Around 10,000 years ago, domestication of plants and animals transformed the patterns of human life from small, migratory hunting and gathering bands to large populations of settled citizens living on the labor of farmers and herders, and eventually organized in cities. As the food supply became more reliable, more people could be fed by fewer producers and some people could spend their time on other things like building buildings, weaving fabrics, making all sorts of useful items, trading those items with people over yonder, studying things, and teaching the young about all of the above. We have no idea who the leaders of this transformation were because nobody signed their names to any of it. After several thousand years of settled agricultural life and expanding populations, however, the process of cultural evolution took another big leap forward with the development of writing.
Now all the new information people were developing could be stored for later use in a continuous accumulation of knowledge and a virtuous cycle of progress. You can also look up all the names of all the leaders who were significant enough to have their names and their stories written down by their followers. Alphabetic writing proved to be especially useful, since it could represent the sounds of words that people had been speaking for many generations rather than forcing people to memorize thousands of hieroglyphic symbols, each one standing for a specific word or concept.
Meanwhile, full-fledged cities arose full of so many people that nobody could keep track of all their neighbors. In the old hunting and gathering bands, everyone knew everyone else rather well, and everyone was rather closely related to everyone else. A lot of the work was accomplished in collaborative ways and tasks were not very sharply specialized. In large cities, however, people seldom knew other people outside their own small neighborhood and work tended to be organized within special groupings. Low-status low-power families often wound up doing most of the physical dirty work while high-status high-power families got to give orders and reap most of the rewards of other people’s work. Low-status families and high-status families tended to live in their own separate neighborhoods and quickly lost touch with each other physically, psychologically, and emotionally. Over generations, small villages run by hereditary chiefs gave way to larger city-states run by hereditary kings, and eventually to large empires or clusters of city-states run by hereditary emperors. The importance of heredity itself, however, was seldom questioned.
The Axial Age. During the first millennium B.C., based largely on information, stories, and poetry transmitted through written documents, including sacred documents, attention turned to questions of meaning and purpose in human life. By this time the scope of human settlements had grown immensely and the scope of leaders’ power had grown apace. The world’s mainstream religions — Hinduism, Judaism, Confucianism, Buddhism, Christianity, and Islam — all arose shortly before, during, or shortly after what has been called the Axial Age, which vaguely signifies the rise of concern for meaning and purpose. This period also starred historical figures (mostly men) whose names and stories were written down by followers and disciples (also mostly men).
Most of the stars of this era were associated with divine power and spiritual insight–men like Abraham, Moses, Confucius, Siddhartha Gautama (aka the Buddha), Ashoka, Lao Tse, Jesus, and Mohamed.
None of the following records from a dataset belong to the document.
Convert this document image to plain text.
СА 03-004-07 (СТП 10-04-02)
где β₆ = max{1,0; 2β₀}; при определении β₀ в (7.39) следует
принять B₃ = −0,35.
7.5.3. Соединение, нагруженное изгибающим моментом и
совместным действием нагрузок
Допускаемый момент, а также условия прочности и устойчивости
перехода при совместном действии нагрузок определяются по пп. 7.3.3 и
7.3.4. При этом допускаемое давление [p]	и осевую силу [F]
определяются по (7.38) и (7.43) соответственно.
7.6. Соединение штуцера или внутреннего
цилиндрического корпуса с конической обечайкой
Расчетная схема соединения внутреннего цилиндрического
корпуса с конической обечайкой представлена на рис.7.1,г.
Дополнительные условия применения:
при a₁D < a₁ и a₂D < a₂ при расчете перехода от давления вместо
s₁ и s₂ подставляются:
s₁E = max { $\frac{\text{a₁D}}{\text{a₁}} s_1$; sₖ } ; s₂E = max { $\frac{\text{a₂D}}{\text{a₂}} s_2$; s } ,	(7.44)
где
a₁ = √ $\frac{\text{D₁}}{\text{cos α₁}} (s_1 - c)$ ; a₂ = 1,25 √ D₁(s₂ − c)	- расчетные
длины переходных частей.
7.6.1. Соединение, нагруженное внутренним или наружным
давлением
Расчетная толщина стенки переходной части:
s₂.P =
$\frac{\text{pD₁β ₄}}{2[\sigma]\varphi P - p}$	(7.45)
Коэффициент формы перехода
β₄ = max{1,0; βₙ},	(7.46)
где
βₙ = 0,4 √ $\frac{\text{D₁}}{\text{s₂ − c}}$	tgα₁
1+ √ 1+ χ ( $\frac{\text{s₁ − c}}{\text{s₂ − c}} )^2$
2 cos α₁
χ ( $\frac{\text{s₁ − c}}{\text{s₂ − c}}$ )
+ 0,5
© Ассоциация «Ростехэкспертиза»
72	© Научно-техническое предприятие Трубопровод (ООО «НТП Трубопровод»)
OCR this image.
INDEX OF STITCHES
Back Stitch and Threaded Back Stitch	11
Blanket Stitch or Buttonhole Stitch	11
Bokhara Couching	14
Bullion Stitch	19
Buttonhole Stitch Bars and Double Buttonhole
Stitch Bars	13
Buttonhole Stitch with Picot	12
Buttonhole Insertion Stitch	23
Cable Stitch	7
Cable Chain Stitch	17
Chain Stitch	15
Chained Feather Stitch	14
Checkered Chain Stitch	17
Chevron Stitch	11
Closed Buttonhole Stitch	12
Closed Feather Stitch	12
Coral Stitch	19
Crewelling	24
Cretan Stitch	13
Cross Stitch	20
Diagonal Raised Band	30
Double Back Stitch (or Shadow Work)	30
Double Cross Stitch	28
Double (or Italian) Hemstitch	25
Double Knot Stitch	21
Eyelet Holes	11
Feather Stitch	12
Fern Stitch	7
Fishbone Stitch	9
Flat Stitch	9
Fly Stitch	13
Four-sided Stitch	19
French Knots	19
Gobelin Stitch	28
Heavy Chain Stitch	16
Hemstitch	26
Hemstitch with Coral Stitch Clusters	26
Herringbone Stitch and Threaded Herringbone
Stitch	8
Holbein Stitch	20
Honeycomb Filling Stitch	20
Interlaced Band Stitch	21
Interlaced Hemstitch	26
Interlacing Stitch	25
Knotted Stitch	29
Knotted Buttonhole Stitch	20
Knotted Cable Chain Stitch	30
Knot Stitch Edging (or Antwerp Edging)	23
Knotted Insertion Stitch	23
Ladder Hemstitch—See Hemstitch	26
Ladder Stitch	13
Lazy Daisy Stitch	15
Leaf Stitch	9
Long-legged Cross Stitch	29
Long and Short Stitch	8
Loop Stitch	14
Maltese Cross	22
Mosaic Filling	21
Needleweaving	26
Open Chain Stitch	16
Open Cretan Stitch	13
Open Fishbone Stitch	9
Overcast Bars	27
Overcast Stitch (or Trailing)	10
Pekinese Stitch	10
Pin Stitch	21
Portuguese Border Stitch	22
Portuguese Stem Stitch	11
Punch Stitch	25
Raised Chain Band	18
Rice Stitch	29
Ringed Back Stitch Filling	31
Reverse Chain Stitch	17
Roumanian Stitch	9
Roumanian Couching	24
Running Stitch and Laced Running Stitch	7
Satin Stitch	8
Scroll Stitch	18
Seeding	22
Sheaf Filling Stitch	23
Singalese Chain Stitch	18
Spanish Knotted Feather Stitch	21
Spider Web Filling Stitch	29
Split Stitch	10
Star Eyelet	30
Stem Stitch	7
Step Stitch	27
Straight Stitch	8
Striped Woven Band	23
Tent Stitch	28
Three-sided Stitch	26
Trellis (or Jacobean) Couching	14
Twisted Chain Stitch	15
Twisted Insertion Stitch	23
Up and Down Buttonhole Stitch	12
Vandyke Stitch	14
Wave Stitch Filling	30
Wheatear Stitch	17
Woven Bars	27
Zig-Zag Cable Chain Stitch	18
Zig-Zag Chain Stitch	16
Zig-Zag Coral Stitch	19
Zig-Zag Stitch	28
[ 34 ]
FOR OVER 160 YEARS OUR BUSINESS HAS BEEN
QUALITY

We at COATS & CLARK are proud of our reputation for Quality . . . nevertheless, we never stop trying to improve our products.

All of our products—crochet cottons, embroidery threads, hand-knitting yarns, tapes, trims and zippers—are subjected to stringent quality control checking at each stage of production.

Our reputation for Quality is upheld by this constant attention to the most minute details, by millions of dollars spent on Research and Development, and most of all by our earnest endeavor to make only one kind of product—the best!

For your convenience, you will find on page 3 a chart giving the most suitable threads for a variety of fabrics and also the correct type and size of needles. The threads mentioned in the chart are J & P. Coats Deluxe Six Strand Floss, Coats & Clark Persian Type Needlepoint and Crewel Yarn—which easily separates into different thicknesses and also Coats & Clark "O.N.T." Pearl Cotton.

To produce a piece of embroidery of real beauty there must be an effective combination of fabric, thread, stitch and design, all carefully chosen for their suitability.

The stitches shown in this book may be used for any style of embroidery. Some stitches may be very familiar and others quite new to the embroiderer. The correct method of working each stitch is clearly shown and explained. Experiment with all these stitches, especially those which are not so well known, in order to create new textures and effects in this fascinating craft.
The Axial Age also spawned schools of secular philosophy which addressed questions of ultimate meaning, such as the Academy of Plato, who was a student of Socrates and a teacher of Aristotle. (In turn, Aristotle tutored Alexander the Great, who built an empire stretching from Greece to what is now Afghanistan.) At Plato’s Academy, rulers and would-be rulers from all over the Mediterranean world convened to discuss meaning, purpose, and the use of power in human life. The classical Greek thinkers of the Axial Age also developed coherent notions of democratic governance, though they were overlaid on an entrenched system of social categories and slavery.
Since the vast majority of people in the heyday of the Axial Age were still illiterate, priests and scholars who were literate gained power over most other people, but rulers with political, economic, and military power over the priests and scholars gained power over just about everybody. The Axial Age got the ball rolling for the meaningful, purposeful study of meaning and purpose in human affairs. But the central insights of the Axial Age were still riddled with superstition, inherited ideology, and ignorance, tempered only mildly by wild guesses about the nature of reality. Perhaps the most significant challenge posed by the Axial Age was to search for universal principles of truth and virtue. It would take many more centuries to figure out how to expand and verify that search through formal methods of re-search.